The company announced a slew of new channels. Among them was Innergy, a mind, body and spirit channel based on an idea by musician Dave Stewart (of the band Eurythmics), set to launch this month.
UPC also recently announced a film channel targeting 18-to 34-year-olds. The channel, CineNova, is a joint venture with Sony Pictures Entertainment and Buena Vista International Television, and it will debut in Holland and Flemish-speaking Belgium May 18.
And the MSO is launching Gold, a retro channel that exploits the programming archives of SBS Broadcasting S.A., the European TV- and radio-broadcasting company UPC is about to absorb.
A shopping channel and an undisclosed network will be announced soon, according to Simon Oakes, managing director of UPCtv, UPC's program unit.
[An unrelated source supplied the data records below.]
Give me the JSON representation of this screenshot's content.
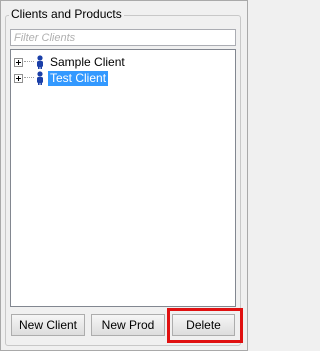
{
  "panel": {
    "title": "Clients and Products"
  },
  "filter": {
    "placeholder": "Filter Clients",
    "value": ""
  },
  "tree": {
    "nodes": [
      {
        "label": "Sample Client",
        "icon": "person-icon",
        "expanded": false,
        "selected": false
      },
      {
        "label": "Test Client",
        "icon": "person-icon",
        "expanded": false,
        "selected": true
      }
    ]
  },
  "buttons": {
    "new_client": "New Client",
    "new_prod": "New Prod",
    "delete": "Delete"
  },
  "colors": {
    "selection": "#3399ff",
    "person_icon": "#1b3fa8",
    "highlight_frame": "#e01010"
  }
}
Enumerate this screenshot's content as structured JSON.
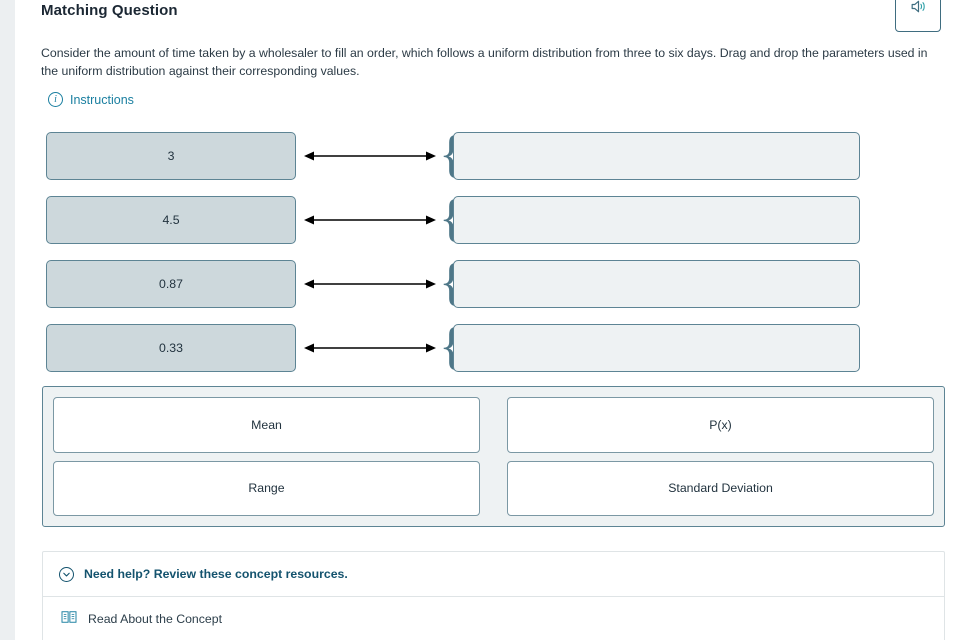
{
  "question": {
    "type_label": "Matching Question",
    "prompt": "Consider the amount of time taken by a wholesaler to fill an order, which follows a uniform distribution from three to six days. Drag and drop the parameters used in the uniform distribution against their corresponding values.",
    "instructions_label": "Instructions"
  },
  "toolbar": {
    "audio_icon": "speaker-icon"
  },
  "matching": {
    "rows": [
      {
        "value": "3",
        "dropped": "",
        "arrow_icon": "double-arrow-icon",
        "brace": "{"
      },
      {
        "value": "4.5",
        "dropped": "",
        "arrow_icon": "double-arrow-icon",
        "brace": "{"
      },
      {
        "value": "0.87",
        "dropped": "",
        "arrow_icon": "double-arrow-icon",
        "brace": "{"
      },
      {
        "value": "0.33",
        "dropped": "",
        "arrow_icon": "double-arrow-icon",
        "brace": "{"
      }
    ]
  },
  "answer_bank": {
    "options": [
      "Mean",
      "P(x)",
      "Range",
      "Standard Deviation"
    ]
  },
  "help": {
    "header": "Need help? Review these concept resources.",
    "chevron_icon": "chevron-down-circle-icon",
    "resource_icon": "open-book-icon",
    "resource_label": "Read About the Concept"
  },
  "colors": {
    "accent": "#1a7fa0",
    "tile_fill": "#cdd8dc",
    "tile_border": "#5d8494",
    "dropzone_fill": "#eef2f3",
    "help_text": "#14536e",
    "gutter": "#eceff1"
  }
}
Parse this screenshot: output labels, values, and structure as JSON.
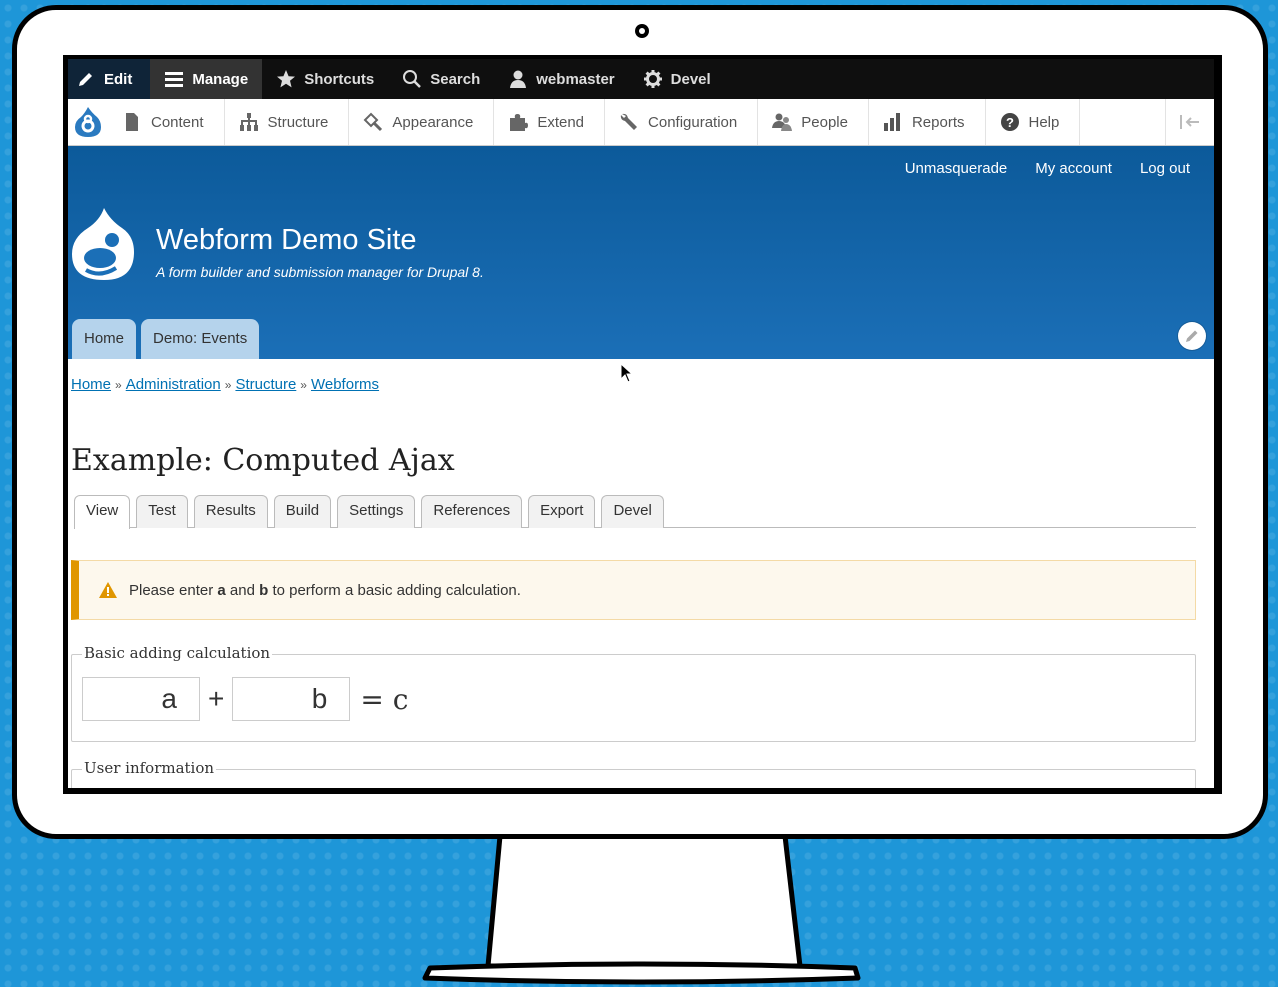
{
  "toolbar": {
    "edit": "Edit",
    "manage": "Manage",
    "shortcuts": "Shortcuts",
    "search": "Search",
    "user": "webmaster",
    "devel": "Devel"
  },
  "tray": {
    "items": [
      "Content",
      "Structure",
      "Appearance",
      "Extend",
      "Configuration",
      "People",
      "Reports",
      "Help"
    ]
  },
  "header": {
    "secondary_menu": [
      "Unmasquerade",
      "My account",
      "Log out"
    ],
    "site_name": "Webform Demo Site",
    "site_slogan": "A form builder and submission manager for Drupal 8.",
    "main_tabs": [
      "Home",
      "Demo: Events"
    ]
  },
  "breadcrumb": [
    "Home",
    "Administration",
    "Structure",
    "Webforms"
  ],
  "breadcrumb_separator": "»",
  "page_title": "Example: Computed Ajax",
  "tabs": [
    "View",
    "Test",
    "Results",
    "Build",
    "Settings",
    "References",
    "Export",
    "Devel"
  ],
  "active_tab": "View",
  "warning": {
    "prefix": "Please enter ",
    "a": "a",
    "middle": " and ",
    "b": "b",
    "suffix": " to perform a basic adding calculation."
  },
  "calc_fieldset": {
    "legend": "Basic adding calculation",
    "input_a": "a",
    "plus": "+",
    "input_b": "b",
    "result": "= c"
  },
  "user_fieldset": {
    "legend": "User information"
  },
  "colors": {
    "background": "#1e96d8",
    "header_blue": "#1b6fb7",
    "link": "#0071b3",
    "warning_border": "#e09600"
  }
}
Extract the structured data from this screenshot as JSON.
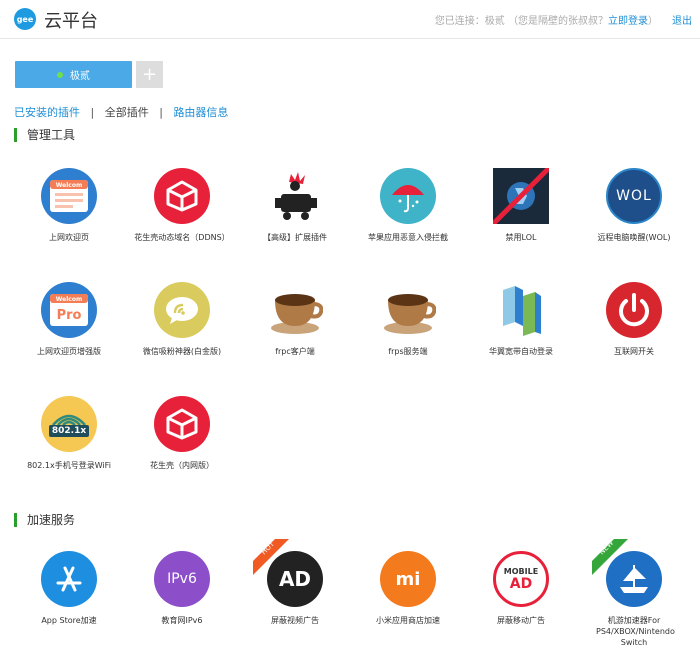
{
  "header": {
    "logo_text": "gee",
    "brand": "云平台",
    "connected_prefix": "您已连接：极贰 （您是隔壁的张叔叔？",
    "login_link": "立即登录",
    "connected_suffix": "）",
    "logout": "退出"
  },
  "router": {
    "name": "极贰",
    "add_symbol": "+"
  },
  "subnav": {
    "installed": "已安装的插件",
    "all": "全部插件",
    "router_info": "路由器信息",
    "sep": "|"
  },
  "sections": {
    "management": "管理工具",
    "acceleration": "加速服务"
  },
  "icon_text": {
    "welcome": "Welcom",
    "pro": "Pro",
    "wol": "WOL",
    "dot1x": "802.1x",
    "ipv6": "IPv6",
    "ad": "AD",
    "mi": "mi",
    "mobile": "MOBILE",
    "hot": "HOT",
    "new": "NEW"
  },
  "management_plugins": [
    {
      "label": "上网欢迎页",
      "icon": "welcome-page-icon"
    },
    {
      "label": "花生壳动态域名（DDNS）",
      "icon": "peanut-shell-icon"
    },
    {
      "label": "【高级】扩展插件",
      "icon": "advanced-extension-icon"
    },
    {
      "label": "苹果应用恶意入侵拦截",
      "icon": "apple-umbrella-icon"
    },
    {
      "label": "禁用LOL",
      "icon": "disable-lol-icon"
    },
    {
      "label": "远程电脑唤醒(WOL)",
      "icon": "wol-icon"
    },
    {
      "label": "上网欢迎页增强版",
      "icon": "welcome-pro-icon"
    },
    {
      "label": "微信吸粉神器(白金版)",
      "icon": "wechat-fans-icon"
    },
    {
      "label": "frpc客户端",
      "icon": "coffee-cup-icon"
    },
    {
      "label": "frps服务端",
      "icon": "coffee-cup-icon"
    },
    {
      "label": "华翼宽带自动登录",
      "icon": "broadband-login-icon"
    },
    {
      "label": "互联网开关",
      "icon": "power-switch-icon"
    },
    {
      "label": "802.1x手机号登录WiFi",
      "icon": "wifi-8021x-icon"
    },
    {
      "label": "花生壳（内网版）",
      "icon": "peanut-shell-icon"
    }
  ],
  "acceleration_plugins": [
    {
      "label": "App Store加速",
      "icon": "app-store-icon"
    },
    {
      "label": "教育网IPv6",
      "icon": "ipv6-icon"
    },
    {
      "label": "屏蔽视频广告",
      "icon": "block-video-ad-icon"
    },
    {
      "label": "小米应用商店加速",
      "icon": "mi-store-icon"
    },
    {
      "label": "屏蔽移动广告",
      "icon": "block-mobile-ad-icon"
    },
    {
      "label": "机游加速器For PS4/XBOX/Nintendo Switch",
      "icon": "game-accelerator-icon"
    }
  ],
  "colors": {
    "accent": "#1e8fd6",
    "router_tab": "#4aa9e6",
    "online_dot": "#6fe04a",
    "section_bar": "#2aa02a",
    "peanut_red": "#e8213a",
    "mi_orange": "#f37b1d",
    "ipv6_purple": "#8c4fc9"
  }
}
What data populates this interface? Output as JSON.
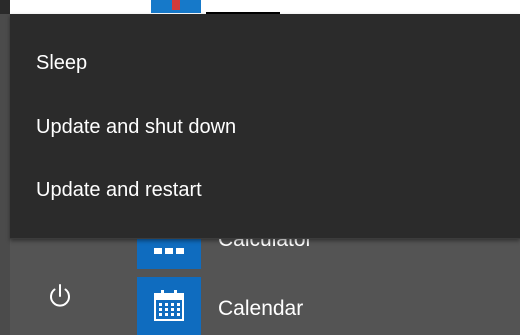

Oakes added that other thematic channels are in the pipeline, including a general-entertainment service, a game channel developed by Sony, a parliamentary channel and another youth-oriented service.
The upcoming channels are targeting a variety of markets, from Scandinavia through Central and Eastern Europe, as well as major markets in Western Europe, including the United Kingdom, where UPC has no cable systems.
The services are surfacing only a few weeks before UPC is expected to complete the construction of its digital-media center in Amsterdam, Netherlands. It will support systems in 10 countries and serve some 6.9 million subscribers, about 250,000 of which are telephony customers.
The center will allow UPC to launch its so-called EuroHITS satellite project, transmitting 64 digital channels to cable headends with up to 16 separate language feeds for each channel.
UPC chairman and CEO Mark Schneider projected that by year's end, the company will reach 8 million customers. Speaking of the global expansion of UPC's high-speed Internet service, chello broadband N.V., he said, "We are growing [subscribers] by thousands each week."
Schneider added that later this year, the company will introduce its "DaVinci" set-top computer-a central processor for the home that can be hooked up to a printer, as well as a TV set.
"Full [video-on-demand] will be in place by next spring, and we can offer hundreds of channels, as well as Internet and walled-garden enhanced TV," he said. The DaVinci box comes as a result of work with Royal Philips Electronics, Microsoft Corp. and Motorola Inc.
Schneider has a rather pointed view of Canal Plus S.A., another pan-European programmer. While its networks are transmitted over most UPC systems, "We could happily discard it in most places," he said. "We just lost [Canal Plus] in Austria, and it didn't seem to hurt us too much. We launched a pay-per-view system, and that is doing almost as well."